On many occasions, Dublin accountant Richard Durkin watched patiently by her side as Karen Walsh spoke to her legal team.
He was usually dressed in a dark grey suit and white shirt, often standing with his arms folded and fiddling with a twisted gold band on his ring finger.
At times he looked lost, tired, and he must have wondered how his wife had got herself into such a mess.
During the trial, Mr Durkin sat quietly in the public gallery, listening intently. He betrayed no emotion. Even when he heard disturbing evidence of how Karen Walsh picked a crucifix off the wall and bludgeoned their elderly neighbour to death with it.
Even when he heard that Walsh sexually assaulted Maire Rankin with the crucifix in an attempt to cover her tracks. He kept his eyes to the ground when the jury heard Walsh sat on Mrs Rankin, breaking her ribs, and pushed a crucifix with a crown of thorns into her face.
What must he have been thinking?
Richard Durkin slipped away from Belfast Crown Court shortly after the verdict was announced. He went home alone, his wife was taken by prison officers to begin a life sentence for the murder of 81-year-old Mrs Rankin.
For three years he had loyally supported her, travelling up to Belfast at weekends to see her and his son after a judge ruled that Walsh was not to live in Dublin, where he worked.
When his wife's fate was decided, he wasn't even in the public gallery as it had been locked because it was already full. He stood outside with a number of journalists who also could not get in to the court as it was full.
He missed the verdict and his wife's reaction, which was conveyed to him in the landing outside Court No 13 in the Laganside court building.
The extended Rankin family, who turned out in solidarity with the close relatives of the victim, contrasted with the lonely presence of Mr Durkin supporting his wife.
It told a personal story for Karen Walsh that was as pathetic as the overall story of the trial was harrowing and "bizarre", as prosecution barrister, Liam McCollum said a number of times during the trial.
During the trial, reporters heard that the couple have been married for seven years and have a young son, who is now five-years-old.
Mr Durkin is a tax consultant, auditor, chartered accountant and qualified financial adviser.
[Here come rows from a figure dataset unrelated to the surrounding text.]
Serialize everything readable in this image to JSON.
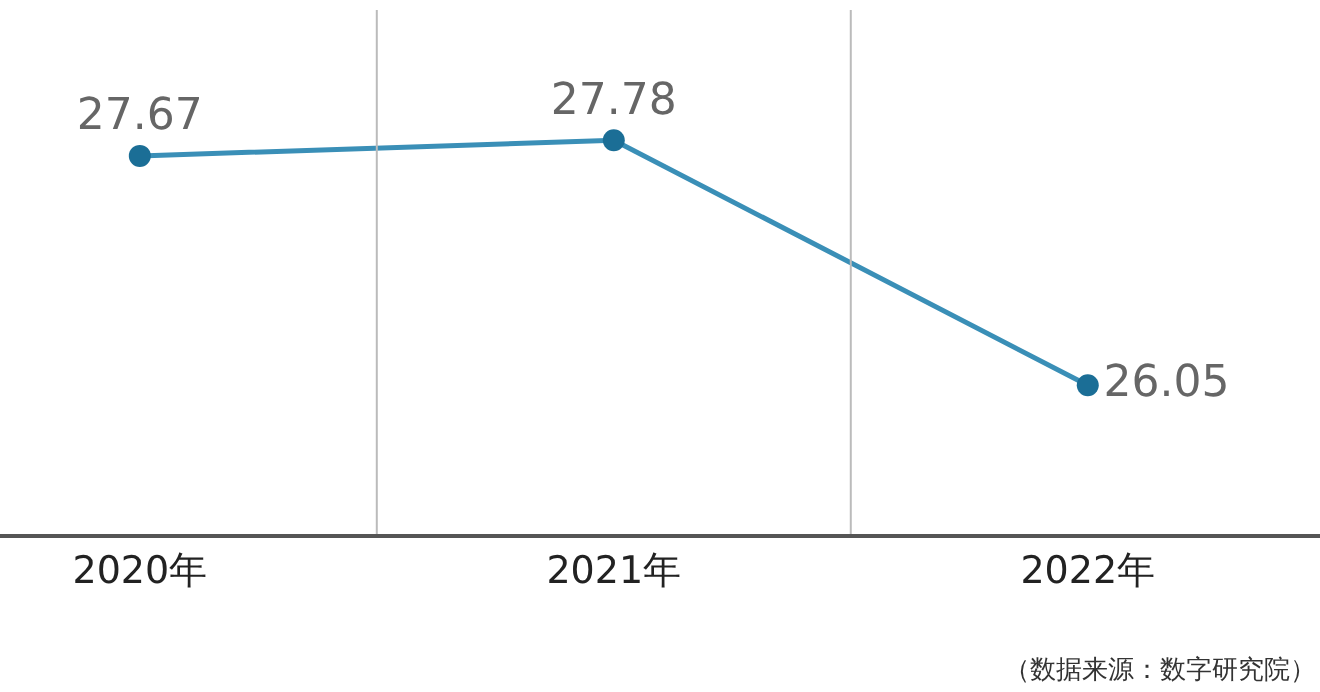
{
  "chart_data": {
    "type": "line",
    "categories": [
      "2020年",
      "2021年",
      "2022年"
    ],
    "series": [
      {
        "color": "#3a8fb7",
        "values": [
          27.67,
          27.78,
          26.05
        ]
      }
    ],
    "ylim": [
      25.0,
      28.7
    ],
    "data_labels": true,
    "marker": "circle",
    "line_style": "solid",
    "grid": false,
    "tick_labels": "x",
    "annotations": [
      "（数据来源：数字研究院）"
    ]
  }
}
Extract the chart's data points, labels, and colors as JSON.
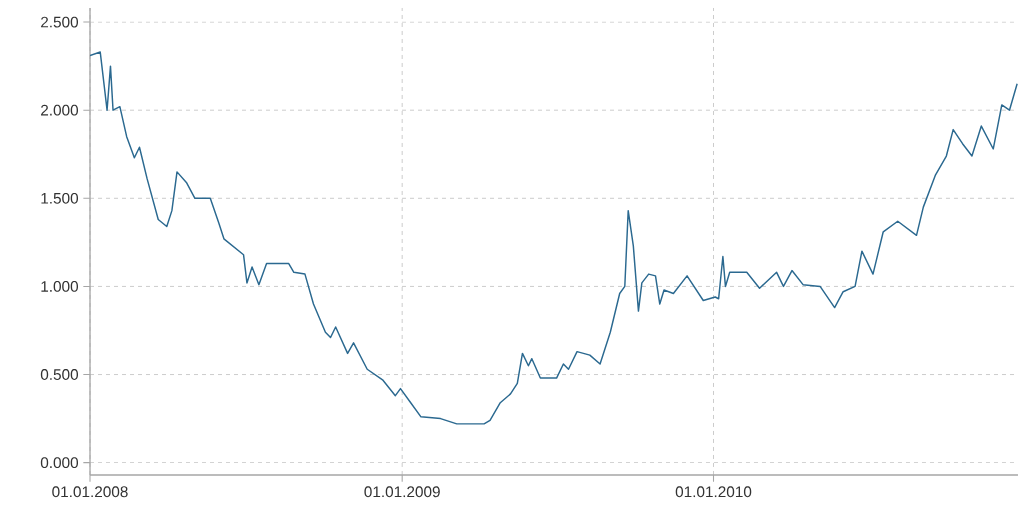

He went to University College Galway, in his wife's home town, but has worked in Dublin for a number of years.
In December 2008, the pair were living in the Berkeley Court Hotel in Dublin during the week and going to their home on Dublin Road in Newry at weekends, "just to get away from Dublin", Walsh told police.
In interviews with police, Karen Walsh said she owned a second property in Newry and her husband owned a house in Dublin.
She said the pair had rented out both of their homes, and been renting in Sandymount but it was cheaper to live in a suite in the 4-star Berkeley Court Hotel. She said they had made a deal with the hotel.